Deborah Madison, one of the vanguards of vegetarian cuisine in America, dined on lamb the night before her interview. “I had a friend over last night who works very hard. I had some lamb from a local rancher, so we ate lamb,” says the author of “The New Vegetarian Cooking for Everyone.” “But I also have a garden and a refrigerator full of vegetables.”

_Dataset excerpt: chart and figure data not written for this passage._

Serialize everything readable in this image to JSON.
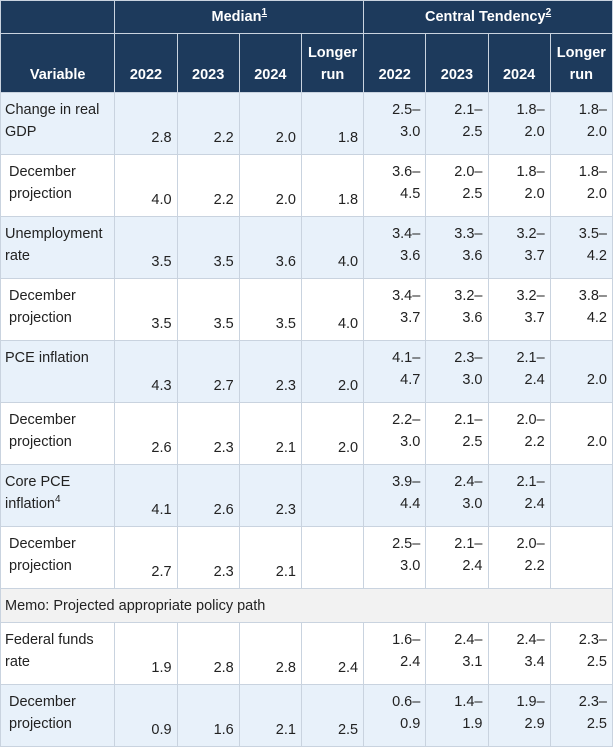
{
  "header": {
    "median_label": "Median",
    "median_note": "1",
    "ct_label": "Central Tendency",
    "ct_note": "2",
    "variable": "Variable",
    "years": [
      "2022",
      "2023",
      "2024"
    ],
    "longer_1": "Longer",
    "longer_2": "run"
  },
  "rows": [
    {
      "label_1": "Change in real",
      "label_2": "GDP",
      "median": [
        "2.8",
        "2.2",
        "2.0",
        "1.8"
      ],
      "ct_top": [
        "2.5–",
        "2.1–",
        "1.8–",
        "1.8–"
      ],
      "ct_bot": [
        "3.0",
        "2.5",
        "2.0",
        "2.0"
      ]
    },
    {
      "label_1": "December",
      "label_2": "projection",
      "median": [
        "4.0",
        "2.2",
        "2.0",
        "1.8"
      ],
      "ct_top": [
        "3.6–",
        "2.0–",
        "1.8–",
        "1.8–"
      ],
      "ct_bot": [
        "4.5",
        "2.5",
        "2.0",
        "2.0"
      ]
    },
    {
      "label_1": "Unemployment",
      "label_2": "rate",
      "median": [
        "3.5",
        "3.5",
        "3.6",
        "4.0"
      ],
      "ct_top": [
        "3.4–",
        "3.3–",
        "3.2–",
        "3.5–"
      ],
      "ct_bot": [
        "3.6",
        "3.6",
        "3.7",
        "4.2"
      ]
    },
    {
      "label_1": "December",
      "label_2": "projection",
      "median": [
        "3.5",
        "3.5",
        "3.5",
        "4.0"
      ],
      "ct_top": [
        "3.4–",
        "3.2–",
        "3.2–",
        "3.8–"
      ],
      "ct_bot": [
        "3.7",
        "3.6",
        "3.7",
        "4.2"
      ]
    },
    {
      "label_1": "PCE inflation",
      "label_2": "",
      "median": [
        "4.3",
        "2.7",
        "2.3",
        "2.0"
      ],
      "ct_top": [
        "4.1–",
        "2.3–",
        "2.1–",
        ""
      ],
      "ct_bot": [
        "4.7",
        "3.0",
        "2.4",
        "2.0"
      ]
    },
    {
      "label_1": "December",
      "label_2": "projection",
      "median": [
        "2.6",
        "2.3",
        "2.1",
        "2.0"
      ],
      "ct_top": [
        "2.2–",
        "2.1–",
        "2.0–",
        ""
      ],
      "ct_bot": [
        "3.0",
        "2.5",
        "2.2",
        "2.0"
      ]
    },
    {
      "label_1": "Core PCE",
      "label_2": "inflation",
      "label_note": "4",
      "median": [
        "4.1",
        "2.6",
        "2.3",
        ""
      ],
      "ct_top": [
        "3.9–",
        "2.4–",
        "2.1–",
        ""
      ],
      "ct_bot": [
        "4.4",
        "3.0",
        "2.4",
        ""
      ]
    },
    {
      "label_1": "December",
      "label_2": "projection",
      "median": [
        "2.7",
        "2.3",
        "2.1",
        ""
      ],
      "ct_top": [
        "2.5–",
        "2.1–",
        "2.0–",
        ""
      ],
      "ct_bot": [
        "3.0",
        "2.4",
        "2.2",
        ""
      ]
    }
  ],
  "memo": "Memo: Projected appropriate policy path",
  "policy_rows": [
    {
      "label_1": "Federal funds",
      "label_2": "rate",
      "median": [
        "1.9",
        "2.8",
        "2.8",
        "2.4"
      ],
      "ct_top": [
        "1.6–",
        "2.4–",
        "2.4–",
        "2.3–"
      ],
      "ct_bot": [
        "2.4",
        "3.1",
        "3.4",
        "2.5"
      ]
    },
    {
      "label_1": "December",
      "label_2": "projection",
      "median": [
        "0.9",
        "1.6",
        "2.1",
        "2.5"
      ],
      "ct_top": [
        "0.6–",
        "1.4–",
        "1.9–",
        "2.3–"
      ],
      "ct_bot": [
        "0.9",
        "1.9",
        "2.9",
        "2.5"
      ]
    }
  ],
  "colors": {
    "header_bg": "#1d3a5c",
    "shade_bg": "#e8f1fa",
    "memo_bg": "#f2f2f2"
  }
}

It’s those vegetables for which Madison is known. She won her first James Beard Award in 1998 after “Vegetarian Cooking for Everyone,” an exhaustive collection of plant-based recipes that became a bestseller. The recent edition offers more than 1,600 recipes, many new. Madison, 68, began cooking at the San Francisco Zen Center in the 1960s and then joined restaurateur Alice Waters at Chez Panisse in 1977. Shortly after, she opened Greens in San Francisco, one of the first restaurants to elevate vegetarian cooking as a genuine cuisine. Her many books include “Vegetable Literacy,” published last year. She is working on a memoir.
Q. When did you become interested in vegetarian cooking?
A. I’ve never been a gung ho vegetarian. When I lived at the Zen Center in San Francisco I didn’t care about being a vegetarian, I just wanted to cook, so I just jumped into cooking.
Q. How has vegetarian cooking changed over the years?
A. My problem with the whole “vegetarian” word is that I’ve always read it as a way of pushing stuff away. I came to this in the late ’60s and ’70s when it was a big cultural shift if you decided to be vegetarian. You couldn’t sit down at the table with somebody else. You can now order the vegetarian dish at a restaurant without declaring yourself a vegetarian. It’s opened up and that’s what I’m mostly interested in.
Q. You describe yourself as an “honest omnivore.” What does that mean?
A. I have never been able to be a person who gets invited out to dinner and says, “I don’t eat something” and expect that people will jump through hoops. I know people are very polite about it. But I’m old enough that I accept what’s there. I do know that no animal really wants to die for you. That’s final and that’s not going to change. I keep that in mind. As a culture, we don’t always have a sense of grace or gratitude about closing that circle.
Q. Why is there so much interest in vegetables right now?
A. We know so much more about plants than we used to, about what they provide for us, which is a whole lot, including protein plus nutrients that aren’t found in meats. And the alarm about how meat is raised is getting through to people. Meat is easy to cook. It’s filling, it’s satisfying, it’s tasty. But plants are amazing. We have so many more varieties that are well grown and lovely, whether they’re heirlooms or new varieties. Chefs know they’re fun stuff to cook with. There is this interest and curiosity.
Q. How did you approach updating a book that is beloved by so many people?
A. I wanted to do it for a long time. Our foods have changed so much. There are dishes like tartines that we didn’t know about when the book came out. And a lot of different oils, coconut butter, ghee, smoked paprika, smoked salt that also weren’t very well known. Spaghetti made out of ancient wheat, Israeli couscous — all kinds of foods we didn’t have access to.
Q. Could you give an example of a new recipe that would not have appeared in the original edition?
A. I have a recipe for savory millet grits made as a timbale. They’re so much better than whole millet because they cook more evenly. Millet seems to be an important grain for some people because it doesn’t cause inflammation. More tempeh dishes for sure. More fermented soy. I tried to adapt some recipes to the slow cooker. And I did the same for the pressure cooker.
Q. How about an example of something you took out of the first book?
A. There’s this recipe for a sizzling risotto gratin that’s very rich. As far as I knew no one had ever eaten it. When I was speaking somewhere and said I’m just going to take it out of the book, two women raised their hands and said, “That’s the dish we always make for each other for our birthdays.” That was such a touching story. I left it in.